Aux XVIIIe et XIXe siècles, les représentations du livre et de la lecture témoignent de sa banalisation croissante, de l'élargissement de ses usages sociaux : lecture en famille ou entre amis, lectures à voix haute. La représentation des femmes lectrices, la sensualité supposée émaner de la lectrice et du roman qu'elle lit deviennent un thème fréquent. Une lecture sexuée que renforcent encore les images récurrentes des objets de lecture : aux femmes le livre, et, majoritairement, le roman. ; aux hommes, le journal. Les catégories sociales s'élargissent, tout comme s'étendent à l'infini les lieux de lecture : du lit aux transports en commun.

Transversales

Après ce parcours explicitant les grandes scansions chronologiques, Fritz Nies invite à un retour transversal sur ces représentations.Comment le lecteur est-il habillé ? Où lit-il ? Quel environnement accompagne sa lecture ? Quand lit-il ? Et surtout, quel sens est donné à la lecture par ces contextes ? Est-elle paresse ? Est-elle action ? Est-elle introspection ?

Dressant le profil de quelques lecteurs-types, Fritz Nies passe en revue les grandes caractéristiques des représentations de figures archétypiques, de la Vierge à certains hommes d'Etat.

Plaidant pour l'intérêt de l'approche qu'il présente, Fritz Nies estime que de telles investigations et analyses complètent utilement les travaux d'histoire et de sociologie de la lecture, dont elles peuvent même infléchir certaines propositions. On peut être pleinement d'accord avec le projet de Fritz Nies et appeler cependant à une certaine réserve quant à l'utilisation directement sociologique d'un matériau iconographique, dont le statut même, revendiquant une forme d'autonomie avec le réel, ne se veut que partiellement un témoignage formel de ce réel. Traiter ce matériau comme un reportage sur les moeurs d'un temps peut conduire à commettre une erreur : celle de méconnaître que l'artiste lui-même est enserré dans les représentations dominantes de son temps, dans leurs présupposés et leurs valeurs.

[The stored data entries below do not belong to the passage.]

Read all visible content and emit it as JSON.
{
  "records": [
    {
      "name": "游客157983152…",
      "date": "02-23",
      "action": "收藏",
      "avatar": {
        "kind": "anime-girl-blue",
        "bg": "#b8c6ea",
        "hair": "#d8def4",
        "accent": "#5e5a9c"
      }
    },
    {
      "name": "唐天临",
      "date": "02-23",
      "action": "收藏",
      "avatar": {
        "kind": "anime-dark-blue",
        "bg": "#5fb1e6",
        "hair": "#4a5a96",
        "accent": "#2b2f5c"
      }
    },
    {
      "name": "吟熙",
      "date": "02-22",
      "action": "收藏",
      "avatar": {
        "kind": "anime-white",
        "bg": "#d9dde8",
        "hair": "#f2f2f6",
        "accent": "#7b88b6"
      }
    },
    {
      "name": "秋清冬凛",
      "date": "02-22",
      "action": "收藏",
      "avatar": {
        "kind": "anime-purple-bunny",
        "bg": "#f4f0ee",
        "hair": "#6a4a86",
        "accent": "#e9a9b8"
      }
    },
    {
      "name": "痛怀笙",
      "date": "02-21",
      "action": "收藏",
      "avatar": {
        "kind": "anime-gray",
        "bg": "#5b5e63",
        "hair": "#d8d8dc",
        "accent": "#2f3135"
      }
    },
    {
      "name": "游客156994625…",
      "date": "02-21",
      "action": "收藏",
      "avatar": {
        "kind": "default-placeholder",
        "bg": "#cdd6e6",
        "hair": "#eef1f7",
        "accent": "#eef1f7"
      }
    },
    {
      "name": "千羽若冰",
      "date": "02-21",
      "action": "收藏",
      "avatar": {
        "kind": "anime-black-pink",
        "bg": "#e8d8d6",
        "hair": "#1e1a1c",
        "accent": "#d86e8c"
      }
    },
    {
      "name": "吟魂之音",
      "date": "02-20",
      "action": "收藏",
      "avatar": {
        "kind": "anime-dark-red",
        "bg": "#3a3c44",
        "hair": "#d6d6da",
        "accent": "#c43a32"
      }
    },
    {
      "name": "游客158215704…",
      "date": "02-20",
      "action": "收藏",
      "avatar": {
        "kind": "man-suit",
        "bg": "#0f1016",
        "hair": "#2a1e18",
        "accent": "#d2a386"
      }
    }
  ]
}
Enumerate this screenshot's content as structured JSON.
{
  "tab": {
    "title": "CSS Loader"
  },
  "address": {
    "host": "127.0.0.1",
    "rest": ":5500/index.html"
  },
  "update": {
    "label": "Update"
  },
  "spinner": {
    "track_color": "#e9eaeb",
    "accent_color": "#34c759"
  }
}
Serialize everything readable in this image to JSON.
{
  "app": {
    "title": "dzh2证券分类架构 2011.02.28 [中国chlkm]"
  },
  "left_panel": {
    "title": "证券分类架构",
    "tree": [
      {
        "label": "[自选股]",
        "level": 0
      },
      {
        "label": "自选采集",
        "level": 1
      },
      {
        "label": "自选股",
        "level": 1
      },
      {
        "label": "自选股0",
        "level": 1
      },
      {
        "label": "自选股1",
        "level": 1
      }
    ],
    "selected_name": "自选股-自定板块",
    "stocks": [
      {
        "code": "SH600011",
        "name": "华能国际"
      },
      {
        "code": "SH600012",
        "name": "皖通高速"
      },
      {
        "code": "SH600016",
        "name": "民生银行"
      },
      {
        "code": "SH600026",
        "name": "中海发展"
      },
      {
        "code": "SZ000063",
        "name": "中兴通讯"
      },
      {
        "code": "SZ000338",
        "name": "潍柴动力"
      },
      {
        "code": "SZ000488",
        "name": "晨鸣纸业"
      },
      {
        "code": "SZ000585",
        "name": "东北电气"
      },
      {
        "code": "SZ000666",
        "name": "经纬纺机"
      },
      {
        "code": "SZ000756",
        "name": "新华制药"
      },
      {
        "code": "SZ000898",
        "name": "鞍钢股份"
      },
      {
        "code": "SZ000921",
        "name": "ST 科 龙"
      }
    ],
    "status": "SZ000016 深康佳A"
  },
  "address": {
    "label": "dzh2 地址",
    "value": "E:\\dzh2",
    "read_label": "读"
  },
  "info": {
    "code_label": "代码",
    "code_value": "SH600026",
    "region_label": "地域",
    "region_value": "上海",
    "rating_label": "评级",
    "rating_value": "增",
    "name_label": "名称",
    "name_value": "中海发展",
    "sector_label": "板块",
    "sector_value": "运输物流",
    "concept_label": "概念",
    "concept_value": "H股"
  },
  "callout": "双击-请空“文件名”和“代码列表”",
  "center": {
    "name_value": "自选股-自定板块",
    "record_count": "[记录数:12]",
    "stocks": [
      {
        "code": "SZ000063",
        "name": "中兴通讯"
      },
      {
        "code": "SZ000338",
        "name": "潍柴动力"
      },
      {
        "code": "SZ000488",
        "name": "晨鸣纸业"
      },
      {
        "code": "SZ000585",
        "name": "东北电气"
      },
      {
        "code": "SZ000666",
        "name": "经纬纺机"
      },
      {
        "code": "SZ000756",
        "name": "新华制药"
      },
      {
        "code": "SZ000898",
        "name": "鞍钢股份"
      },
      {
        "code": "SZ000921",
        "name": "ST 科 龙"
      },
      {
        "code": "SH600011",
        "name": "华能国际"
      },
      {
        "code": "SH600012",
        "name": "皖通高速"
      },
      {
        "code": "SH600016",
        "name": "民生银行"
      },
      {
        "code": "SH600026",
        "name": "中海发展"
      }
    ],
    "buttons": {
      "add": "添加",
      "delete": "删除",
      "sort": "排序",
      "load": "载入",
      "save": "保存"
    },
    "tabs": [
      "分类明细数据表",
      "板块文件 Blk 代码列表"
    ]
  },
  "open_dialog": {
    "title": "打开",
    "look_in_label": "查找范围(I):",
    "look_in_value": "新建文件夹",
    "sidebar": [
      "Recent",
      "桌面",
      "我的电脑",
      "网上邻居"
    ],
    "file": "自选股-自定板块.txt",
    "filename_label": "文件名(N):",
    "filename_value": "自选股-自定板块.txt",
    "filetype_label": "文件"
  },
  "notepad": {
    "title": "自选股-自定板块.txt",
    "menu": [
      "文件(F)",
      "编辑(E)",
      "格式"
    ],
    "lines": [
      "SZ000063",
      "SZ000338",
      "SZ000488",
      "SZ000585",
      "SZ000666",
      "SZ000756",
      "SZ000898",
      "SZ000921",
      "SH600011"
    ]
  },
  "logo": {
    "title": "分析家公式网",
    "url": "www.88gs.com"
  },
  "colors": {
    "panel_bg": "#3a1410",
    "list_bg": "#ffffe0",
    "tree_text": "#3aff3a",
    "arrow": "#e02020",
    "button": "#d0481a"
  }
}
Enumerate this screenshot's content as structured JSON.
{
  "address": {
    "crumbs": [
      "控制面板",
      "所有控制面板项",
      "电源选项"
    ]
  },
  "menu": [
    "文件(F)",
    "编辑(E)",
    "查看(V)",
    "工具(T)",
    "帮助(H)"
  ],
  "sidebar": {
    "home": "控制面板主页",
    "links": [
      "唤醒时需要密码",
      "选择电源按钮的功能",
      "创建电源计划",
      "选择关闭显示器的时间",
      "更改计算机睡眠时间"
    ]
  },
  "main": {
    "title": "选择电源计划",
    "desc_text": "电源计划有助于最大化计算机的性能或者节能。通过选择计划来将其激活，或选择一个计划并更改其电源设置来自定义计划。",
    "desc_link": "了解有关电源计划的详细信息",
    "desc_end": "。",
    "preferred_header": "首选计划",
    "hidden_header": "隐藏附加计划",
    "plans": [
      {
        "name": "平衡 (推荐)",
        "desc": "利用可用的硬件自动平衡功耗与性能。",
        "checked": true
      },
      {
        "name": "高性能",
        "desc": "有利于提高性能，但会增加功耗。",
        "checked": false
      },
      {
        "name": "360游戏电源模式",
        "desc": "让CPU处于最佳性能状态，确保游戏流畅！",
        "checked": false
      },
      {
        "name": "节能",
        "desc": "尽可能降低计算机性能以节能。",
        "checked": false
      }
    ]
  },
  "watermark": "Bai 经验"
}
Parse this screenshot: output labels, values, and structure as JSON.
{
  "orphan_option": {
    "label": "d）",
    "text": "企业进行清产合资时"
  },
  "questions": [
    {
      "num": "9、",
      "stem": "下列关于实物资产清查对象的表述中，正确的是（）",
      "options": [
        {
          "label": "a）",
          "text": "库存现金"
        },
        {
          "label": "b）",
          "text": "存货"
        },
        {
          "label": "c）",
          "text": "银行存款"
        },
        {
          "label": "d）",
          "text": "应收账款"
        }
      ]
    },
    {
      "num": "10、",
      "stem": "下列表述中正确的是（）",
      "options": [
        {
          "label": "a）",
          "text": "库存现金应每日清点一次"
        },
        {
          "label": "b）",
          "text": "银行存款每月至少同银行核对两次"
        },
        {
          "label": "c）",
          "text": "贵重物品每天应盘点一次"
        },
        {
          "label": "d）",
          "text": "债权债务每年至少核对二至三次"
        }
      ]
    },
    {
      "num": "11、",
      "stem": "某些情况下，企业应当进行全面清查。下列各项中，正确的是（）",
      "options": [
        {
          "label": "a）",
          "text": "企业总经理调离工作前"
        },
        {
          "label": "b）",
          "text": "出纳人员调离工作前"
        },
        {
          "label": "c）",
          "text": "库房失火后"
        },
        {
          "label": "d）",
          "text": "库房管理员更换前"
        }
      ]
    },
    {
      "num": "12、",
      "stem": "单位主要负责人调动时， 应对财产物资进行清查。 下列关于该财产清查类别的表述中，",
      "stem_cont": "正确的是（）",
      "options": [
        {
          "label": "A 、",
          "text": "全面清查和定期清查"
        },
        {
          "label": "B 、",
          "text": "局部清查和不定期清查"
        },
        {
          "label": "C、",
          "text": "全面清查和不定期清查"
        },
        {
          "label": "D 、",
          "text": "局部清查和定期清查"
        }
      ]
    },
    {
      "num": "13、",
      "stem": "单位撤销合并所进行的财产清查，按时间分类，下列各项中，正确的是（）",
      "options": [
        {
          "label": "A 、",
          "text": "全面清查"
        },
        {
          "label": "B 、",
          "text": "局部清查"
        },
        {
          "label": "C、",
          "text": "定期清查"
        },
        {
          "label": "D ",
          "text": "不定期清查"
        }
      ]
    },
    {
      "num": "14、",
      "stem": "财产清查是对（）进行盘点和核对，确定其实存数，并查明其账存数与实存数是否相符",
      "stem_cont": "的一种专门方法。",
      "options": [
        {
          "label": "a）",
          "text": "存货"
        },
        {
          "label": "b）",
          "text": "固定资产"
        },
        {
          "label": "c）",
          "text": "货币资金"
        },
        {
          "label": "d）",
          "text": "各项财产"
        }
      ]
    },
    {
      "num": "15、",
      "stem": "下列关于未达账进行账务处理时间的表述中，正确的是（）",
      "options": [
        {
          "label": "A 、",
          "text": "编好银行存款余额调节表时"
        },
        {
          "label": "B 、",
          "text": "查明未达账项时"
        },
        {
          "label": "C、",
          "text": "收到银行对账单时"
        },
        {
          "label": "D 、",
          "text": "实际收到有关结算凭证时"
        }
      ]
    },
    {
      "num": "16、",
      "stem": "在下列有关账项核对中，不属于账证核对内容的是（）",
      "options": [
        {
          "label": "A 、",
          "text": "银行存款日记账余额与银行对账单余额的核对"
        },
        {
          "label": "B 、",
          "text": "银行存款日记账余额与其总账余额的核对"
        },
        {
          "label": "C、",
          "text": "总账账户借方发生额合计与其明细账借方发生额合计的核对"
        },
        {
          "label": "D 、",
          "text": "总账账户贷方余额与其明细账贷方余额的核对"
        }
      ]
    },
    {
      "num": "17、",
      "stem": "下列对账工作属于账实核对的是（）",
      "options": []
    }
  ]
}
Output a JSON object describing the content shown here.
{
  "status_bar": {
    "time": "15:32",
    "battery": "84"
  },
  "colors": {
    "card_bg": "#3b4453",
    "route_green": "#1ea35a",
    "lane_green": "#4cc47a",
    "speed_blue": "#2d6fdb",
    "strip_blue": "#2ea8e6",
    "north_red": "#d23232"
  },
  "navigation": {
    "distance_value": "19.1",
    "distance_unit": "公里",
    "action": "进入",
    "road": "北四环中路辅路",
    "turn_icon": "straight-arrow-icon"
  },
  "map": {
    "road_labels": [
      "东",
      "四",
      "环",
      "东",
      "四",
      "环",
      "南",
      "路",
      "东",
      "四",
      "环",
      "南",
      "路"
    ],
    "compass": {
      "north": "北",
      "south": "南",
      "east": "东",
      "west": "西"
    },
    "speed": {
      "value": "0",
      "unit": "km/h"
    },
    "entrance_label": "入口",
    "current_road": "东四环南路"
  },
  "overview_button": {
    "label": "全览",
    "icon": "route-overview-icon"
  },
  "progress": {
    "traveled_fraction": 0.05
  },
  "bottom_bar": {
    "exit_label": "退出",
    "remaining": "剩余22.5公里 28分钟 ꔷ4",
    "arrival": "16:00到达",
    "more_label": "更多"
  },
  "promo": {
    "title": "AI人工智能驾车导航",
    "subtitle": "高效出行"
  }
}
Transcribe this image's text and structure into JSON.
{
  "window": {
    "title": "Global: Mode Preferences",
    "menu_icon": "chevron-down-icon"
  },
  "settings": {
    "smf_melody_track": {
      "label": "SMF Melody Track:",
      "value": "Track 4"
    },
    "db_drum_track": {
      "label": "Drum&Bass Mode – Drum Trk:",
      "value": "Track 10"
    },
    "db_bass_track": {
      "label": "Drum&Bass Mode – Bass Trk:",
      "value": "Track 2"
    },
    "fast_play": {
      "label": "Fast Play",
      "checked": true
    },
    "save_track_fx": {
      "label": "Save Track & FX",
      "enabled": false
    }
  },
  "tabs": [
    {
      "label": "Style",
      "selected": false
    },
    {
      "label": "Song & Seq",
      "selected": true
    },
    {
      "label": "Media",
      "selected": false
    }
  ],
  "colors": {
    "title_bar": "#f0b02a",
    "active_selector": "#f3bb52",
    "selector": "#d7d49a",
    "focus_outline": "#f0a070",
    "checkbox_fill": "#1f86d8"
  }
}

Ce que livre l'artiste est aussi du domaine du représenté, de la croyance, autant que trace sans faille d'un supposé réel.

  1. (retour)↑  Martine Poulain, « Scènes de lecture dans la peinture, la photo et l'affiche », Discours sur la lecture (1880-1980), par Anne-Marie Chartier et Jean Hebrard, Paris, Bibliothèque publique d'information, 1989 (Collection Etudes et Recherche).